Navy can't find the cause of the 'toxic oxygen' poisoning its T-45 pilots

The Navy can’t uncover what is poisoning its student pilots in their T-45 trainer jets, despite stripping aircraft apart piece by piece

Navy can't find the cause of the 'toxic oxygen' poisoning its T-45 pilots

A T-45C Goshawk assigned to Carrier Training Wing (CTW) 1 performs a touch-and-go on the flight deck of the aircraft carrier USS Dwight D. Eisenhower (CVN 69) (Ike). Ike is currently conducting aircraft carrier qualifications during the sustainment phase of the Optimized Fleet Response Plan (OFRP). (U.S. Navy photo by Mass Communication Specialist 3rd Class Nathan T. Beard)

Tara Copp
Stars and Stripes

WASHINGTON — The Navy can’t uncover what is poisoning its student pilots in the cockpits of their T-45 trainer jets, despite stripping aircraft apart piece by piece, the top admiral for naval aviation told Senate lawmakers Tuesday.

“We are not doing well on the diagnosis,” Vice Adm. Paul Grosklags, commander of Naval Air Systems, told the Senate Armed Services subcommittee on seapower. “It would be far easier if we could find out what the root cause was and go after correcting the root cause. To date we have found no smoking guns.”

The Navy grounded all 197 of its training jets in early April after instructor pilots at the Navy’s three primary flight schools in Kingsville, Texas; Pensacola, Fla., and Meridian, Miss., brought attention to the issue by refusing to allow students to fly the planes. No students have flown since then.

So far, about 75 future Navy and Marine Corps pilots have lost training and been delayed in joining their next squadrons. The grounding of student pilots will remain in effect until additional safety measures are put in place, Grosklags said.

Instructor pilots are allowed to fly, but only in scenarios that allow them to breathe without a mask – meaning at altitudes below 2,000 feet and with restricted movements to keep gravitational pressures on them low enough so they won’t need oxygen.

Prior to the grounding, the students were experiencing repeat incidents of disorientation or worse due to failures in the on-board oxygen generation systems, or OBOGS as they are commonly known.

Failures in the oxygen system lead to incidents of hypoxia — when a person doesn’t get enough oxygen to his or her bodily tissues. Hypoxia can result in loss of consciousness or even death.

With the T-45s, Grosklags said the Navy has been able to determine the issue is with the oxygen mixture that pilots are breathing, not the amount of oxygen that is being delivered to them.

“For T-45s specifically, most of our issues to date – almost all of them – have been associated with what we’ll call breathing gas issues,” Grosklags told the subcommittee.

“Toxic oxygen, actually,” corrected Sen. Roger Wicker, R-Miss., chairman of the subcommittee, who represents Naval Air Station Meridian.

Grosklags said the Navy took several of the affected aircraft from Texas and transported them to its testing and evaluation facility at Naval Air Station Patuxent River in Maryland to examine each part.

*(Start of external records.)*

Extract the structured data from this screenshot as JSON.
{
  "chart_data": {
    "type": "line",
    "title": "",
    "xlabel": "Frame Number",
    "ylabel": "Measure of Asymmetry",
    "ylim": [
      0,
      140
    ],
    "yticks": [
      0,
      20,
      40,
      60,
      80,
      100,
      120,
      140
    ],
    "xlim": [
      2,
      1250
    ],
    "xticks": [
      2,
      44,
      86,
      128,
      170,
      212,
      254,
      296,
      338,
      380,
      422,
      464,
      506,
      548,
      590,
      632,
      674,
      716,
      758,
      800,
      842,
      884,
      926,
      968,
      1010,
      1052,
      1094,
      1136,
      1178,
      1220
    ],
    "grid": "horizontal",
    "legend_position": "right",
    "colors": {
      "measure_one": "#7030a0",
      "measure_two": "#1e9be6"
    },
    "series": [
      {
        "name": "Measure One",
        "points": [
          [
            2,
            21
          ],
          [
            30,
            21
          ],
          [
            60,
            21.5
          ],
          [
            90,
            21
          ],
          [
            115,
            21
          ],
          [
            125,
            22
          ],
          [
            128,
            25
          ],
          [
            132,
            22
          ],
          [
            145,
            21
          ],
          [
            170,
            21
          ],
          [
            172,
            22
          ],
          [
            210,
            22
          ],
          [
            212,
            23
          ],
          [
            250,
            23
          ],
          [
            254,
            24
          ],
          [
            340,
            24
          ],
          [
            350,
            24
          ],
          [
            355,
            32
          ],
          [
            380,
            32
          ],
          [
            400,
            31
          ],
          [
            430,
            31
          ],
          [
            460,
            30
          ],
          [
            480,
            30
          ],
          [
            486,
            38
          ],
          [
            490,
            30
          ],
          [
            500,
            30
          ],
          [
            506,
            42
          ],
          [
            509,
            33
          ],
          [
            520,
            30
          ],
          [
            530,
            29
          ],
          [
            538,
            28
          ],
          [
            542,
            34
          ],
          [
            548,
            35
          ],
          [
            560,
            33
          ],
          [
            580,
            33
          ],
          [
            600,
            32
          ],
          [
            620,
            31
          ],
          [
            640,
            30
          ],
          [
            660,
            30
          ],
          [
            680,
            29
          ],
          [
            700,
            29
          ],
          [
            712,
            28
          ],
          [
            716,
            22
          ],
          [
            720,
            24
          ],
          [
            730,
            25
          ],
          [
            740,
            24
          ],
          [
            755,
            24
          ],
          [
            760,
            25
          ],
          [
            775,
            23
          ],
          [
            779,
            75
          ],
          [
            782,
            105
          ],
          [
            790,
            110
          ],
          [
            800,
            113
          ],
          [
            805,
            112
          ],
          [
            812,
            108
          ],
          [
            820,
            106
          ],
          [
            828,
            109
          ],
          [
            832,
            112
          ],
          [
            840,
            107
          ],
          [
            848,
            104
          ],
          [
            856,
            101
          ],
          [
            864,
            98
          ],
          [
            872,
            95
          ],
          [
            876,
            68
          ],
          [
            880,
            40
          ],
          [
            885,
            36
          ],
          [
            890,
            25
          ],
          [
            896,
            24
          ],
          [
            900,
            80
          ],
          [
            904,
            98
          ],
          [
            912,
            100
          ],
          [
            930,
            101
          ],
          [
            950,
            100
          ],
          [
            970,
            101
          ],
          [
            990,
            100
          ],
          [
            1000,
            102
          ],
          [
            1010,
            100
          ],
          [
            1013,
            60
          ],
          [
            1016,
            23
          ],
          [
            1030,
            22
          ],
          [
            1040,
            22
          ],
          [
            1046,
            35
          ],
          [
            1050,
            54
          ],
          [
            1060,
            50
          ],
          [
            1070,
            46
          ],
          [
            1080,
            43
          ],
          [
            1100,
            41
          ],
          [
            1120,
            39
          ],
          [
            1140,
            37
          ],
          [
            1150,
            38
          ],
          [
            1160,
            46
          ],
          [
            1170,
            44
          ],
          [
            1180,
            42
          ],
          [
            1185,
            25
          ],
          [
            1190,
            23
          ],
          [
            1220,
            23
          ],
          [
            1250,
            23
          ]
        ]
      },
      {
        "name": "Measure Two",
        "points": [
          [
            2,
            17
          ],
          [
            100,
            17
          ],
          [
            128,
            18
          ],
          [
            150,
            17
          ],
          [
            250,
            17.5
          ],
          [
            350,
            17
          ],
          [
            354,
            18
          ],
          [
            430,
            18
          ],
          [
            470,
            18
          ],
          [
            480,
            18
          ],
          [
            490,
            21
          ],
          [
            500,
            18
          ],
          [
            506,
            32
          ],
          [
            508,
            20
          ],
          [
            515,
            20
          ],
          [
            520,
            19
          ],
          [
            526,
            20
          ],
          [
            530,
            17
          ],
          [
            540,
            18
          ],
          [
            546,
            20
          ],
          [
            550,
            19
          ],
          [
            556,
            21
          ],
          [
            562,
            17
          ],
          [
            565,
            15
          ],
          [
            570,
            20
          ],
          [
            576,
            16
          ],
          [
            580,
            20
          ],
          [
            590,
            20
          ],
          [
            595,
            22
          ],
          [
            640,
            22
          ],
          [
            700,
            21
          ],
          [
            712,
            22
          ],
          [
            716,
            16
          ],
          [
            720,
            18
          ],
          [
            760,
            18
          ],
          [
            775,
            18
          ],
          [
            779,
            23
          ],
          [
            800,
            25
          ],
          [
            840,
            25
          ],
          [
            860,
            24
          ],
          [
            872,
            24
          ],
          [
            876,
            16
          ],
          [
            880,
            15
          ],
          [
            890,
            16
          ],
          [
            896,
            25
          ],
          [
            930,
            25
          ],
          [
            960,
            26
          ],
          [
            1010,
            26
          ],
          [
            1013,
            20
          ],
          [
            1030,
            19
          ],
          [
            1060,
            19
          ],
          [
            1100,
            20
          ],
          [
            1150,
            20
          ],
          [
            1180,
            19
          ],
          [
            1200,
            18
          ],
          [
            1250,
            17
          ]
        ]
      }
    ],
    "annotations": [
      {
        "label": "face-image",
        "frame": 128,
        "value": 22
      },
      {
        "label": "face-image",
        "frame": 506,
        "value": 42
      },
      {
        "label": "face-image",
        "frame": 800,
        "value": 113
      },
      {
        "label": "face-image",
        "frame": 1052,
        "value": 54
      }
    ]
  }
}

“We have torn some of them apart to the extent that we took every component, every single component in that gas path, that breathing gas path, out of the airplane starting with the engine and moving through the entire system. Inspecting all the piping in between all the way up to the mask that the aircrews wear,” he said.

In addition, the Navy has subjected those parts to “extreme testing” and taken some of the other aircraft that were affected and flown them to test for problems.

“We still have not been able to find what we would consider a proximate cause, contamination or something being released into the gas path,” Grosklags said.

The Air Force grounded its F-35s at Luke Air Force Base in Arizona last week after those aircraft reported five similar hypoxia incidents over the last month. Those aircraft will also stay grounded indefinitely until a cause is found, the Air Force has said.

The Navy’s F/A-18s have also reported oxygen system failures. Unlike the T-45s, the F/A-18s problems seem to involve pressure on the oxygen being released into a pilot’s mask rather than the mixture of oxygen.